The biggest note that I get on the aroma is tart green apple. The good news is that the tartness is not overpowering, as I have found it to be in other dealcoholized wines. This tends to me a common note from my experience.
I also like that I am not overwhelmed with sweetness on the nose. I even get some dry floral hints that I hope follow through on the tongue. There are some additional citrus hints underlying that apple, but they are tough to put my finger on.
Overall I am pleased by all of the aromas present but I won’t be able to answer the question “Is Fre Chardonnay good?” until after I complete the tasting experience.
Is Fre Chardonnay Good?
After taking a few drinks, I can already tell that this question is going to be difficult to answer. Turns out something can taste just fine but still leave you wanting a lot more for what it is actually supposed to provide.
The tart apple that I found on the nose is very present upfront on the tongue. Again, it is not an overwhelming tartness but does enough to wake up the taste buds. The tart flavor that is there then begins to dissipate into a bit of a dry mouthfeel. There is nothing wrong with any of this. The problem for me begins with the underlying grape juice base that persists throughout the tasting process.
There are some other subdued fruit notes running underneath everything, perhaps some banana and a bit of melon. There is also a little bit of smokiness that surprised me as it hit the back of my throat.
I will say that they avoided any sort of watery quality. This Chardonnay is rather refreshing throughout, and I think you’d be hard pressed to find someone who is offended by the flavor profile if you didn’t tell them what it was they were actually supposed to be drinking. But they would probably guess it is Welch’s, not wine.
The finish is where those juice characteristics really sit on the tongue and remind you that this wine is dealcoholized. There is no crispness at all to the finish, which is what I personally prefer.

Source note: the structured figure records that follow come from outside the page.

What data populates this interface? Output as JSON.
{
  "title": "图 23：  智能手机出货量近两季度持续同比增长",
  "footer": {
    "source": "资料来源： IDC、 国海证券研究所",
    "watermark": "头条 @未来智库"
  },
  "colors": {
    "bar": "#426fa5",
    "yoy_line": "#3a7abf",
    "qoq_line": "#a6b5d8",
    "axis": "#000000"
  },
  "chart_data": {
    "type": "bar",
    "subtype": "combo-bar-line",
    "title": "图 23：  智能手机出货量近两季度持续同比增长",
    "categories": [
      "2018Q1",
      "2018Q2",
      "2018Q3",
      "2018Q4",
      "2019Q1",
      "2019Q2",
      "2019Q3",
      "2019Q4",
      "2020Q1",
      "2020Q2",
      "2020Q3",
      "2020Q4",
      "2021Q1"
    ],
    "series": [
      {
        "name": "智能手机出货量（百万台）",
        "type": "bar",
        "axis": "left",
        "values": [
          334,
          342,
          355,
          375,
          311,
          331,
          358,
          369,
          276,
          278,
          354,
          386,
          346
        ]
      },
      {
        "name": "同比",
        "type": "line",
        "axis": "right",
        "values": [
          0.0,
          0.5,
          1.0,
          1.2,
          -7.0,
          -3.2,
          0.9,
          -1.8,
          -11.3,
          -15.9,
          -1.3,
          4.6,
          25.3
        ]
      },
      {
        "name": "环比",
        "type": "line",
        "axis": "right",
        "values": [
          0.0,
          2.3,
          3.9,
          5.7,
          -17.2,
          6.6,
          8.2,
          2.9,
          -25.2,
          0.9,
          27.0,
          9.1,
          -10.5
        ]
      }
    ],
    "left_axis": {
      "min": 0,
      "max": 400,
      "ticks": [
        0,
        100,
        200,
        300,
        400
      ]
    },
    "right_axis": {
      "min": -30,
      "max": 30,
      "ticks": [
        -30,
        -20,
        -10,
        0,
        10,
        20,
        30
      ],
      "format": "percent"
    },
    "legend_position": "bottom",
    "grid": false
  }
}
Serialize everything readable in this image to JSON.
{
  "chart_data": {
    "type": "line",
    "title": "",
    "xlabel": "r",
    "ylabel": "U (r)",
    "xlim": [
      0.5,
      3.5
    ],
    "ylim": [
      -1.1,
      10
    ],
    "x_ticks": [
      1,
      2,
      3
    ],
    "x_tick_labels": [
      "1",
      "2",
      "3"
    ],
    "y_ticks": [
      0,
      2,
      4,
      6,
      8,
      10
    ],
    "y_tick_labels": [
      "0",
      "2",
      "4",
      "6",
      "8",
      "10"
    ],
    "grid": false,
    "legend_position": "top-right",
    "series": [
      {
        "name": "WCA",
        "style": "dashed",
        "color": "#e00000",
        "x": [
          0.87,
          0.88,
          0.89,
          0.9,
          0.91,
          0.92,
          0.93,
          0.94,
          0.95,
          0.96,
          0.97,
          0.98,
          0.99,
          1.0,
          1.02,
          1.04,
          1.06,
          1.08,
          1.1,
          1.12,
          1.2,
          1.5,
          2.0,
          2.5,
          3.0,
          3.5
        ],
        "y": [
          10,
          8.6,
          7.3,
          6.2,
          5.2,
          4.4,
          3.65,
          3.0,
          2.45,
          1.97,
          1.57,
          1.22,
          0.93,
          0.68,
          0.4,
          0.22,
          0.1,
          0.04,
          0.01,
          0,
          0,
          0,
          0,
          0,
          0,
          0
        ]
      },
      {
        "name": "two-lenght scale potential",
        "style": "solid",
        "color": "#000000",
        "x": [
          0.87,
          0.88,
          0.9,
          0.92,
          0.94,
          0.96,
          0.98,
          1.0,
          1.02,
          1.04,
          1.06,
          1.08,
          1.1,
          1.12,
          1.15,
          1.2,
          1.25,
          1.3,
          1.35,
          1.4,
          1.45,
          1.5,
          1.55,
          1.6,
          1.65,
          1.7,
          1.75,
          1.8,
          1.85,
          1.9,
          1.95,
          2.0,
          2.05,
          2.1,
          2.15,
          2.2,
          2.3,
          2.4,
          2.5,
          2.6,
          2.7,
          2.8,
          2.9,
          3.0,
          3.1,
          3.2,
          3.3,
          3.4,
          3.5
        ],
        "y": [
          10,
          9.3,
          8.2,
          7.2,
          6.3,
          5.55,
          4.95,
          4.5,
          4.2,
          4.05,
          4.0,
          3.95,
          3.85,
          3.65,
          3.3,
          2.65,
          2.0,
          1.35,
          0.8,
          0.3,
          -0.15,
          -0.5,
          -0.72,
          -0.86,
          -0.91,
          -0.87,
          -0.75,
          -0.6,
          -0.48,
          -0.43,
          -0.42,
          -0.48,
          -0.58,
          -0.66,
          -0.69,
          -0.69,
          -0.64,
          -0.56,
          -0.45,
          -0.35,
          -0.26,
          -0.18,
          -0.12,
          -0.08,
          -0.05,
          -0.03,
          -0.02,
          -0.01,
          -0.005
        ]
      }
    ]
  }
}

I feel like I must reiterate that the fruit flavors I do find are nothing short of pleasant. They just don’t add up to something that tastes like a traditional wine all the way through. This makes coming up with a Fre Chardonnay rating a bit more difficult than normal.
Fre Chardonnay Rating
I don’t find anything about this wine particularly off-putting, but perhaps the biggest negative that it has working against it is all of the grape juice qualities. When the alcohol is removed from wine, it always runs the risk of losing the things that make it what it is and transforming into a bottle of juice. Not many people will disagree that a bottle of quality grape juice tastes good, but it isn’t what anyone is looking for when they crack open a bottle of wine, dealcoholized or not. That said, this Fre Chardonnay is not even close to the worst offender I have found in this regard. It has some real characteristics of a decent Chardonnay, particularly the aromas and the upfront texture on the tongue. But the lingering juicy flavor that persists throughout the tasting experience is the aspect that will stick in my mind.
For this reason, I am compelled to wrap up this Fre Chardonnay review by giving it just 2 out of 5 stars. It’s unfortunate, because I didn’t find the tasting experience unpleasant, but it simply doesn’t remind me enough of a traditional wine, which is the essential goal of a dealcoholized version. If that isn’t what you are looking for, and you just want something drinkable and refreshing, then feel free to pick up a bottle of this Chardonnay.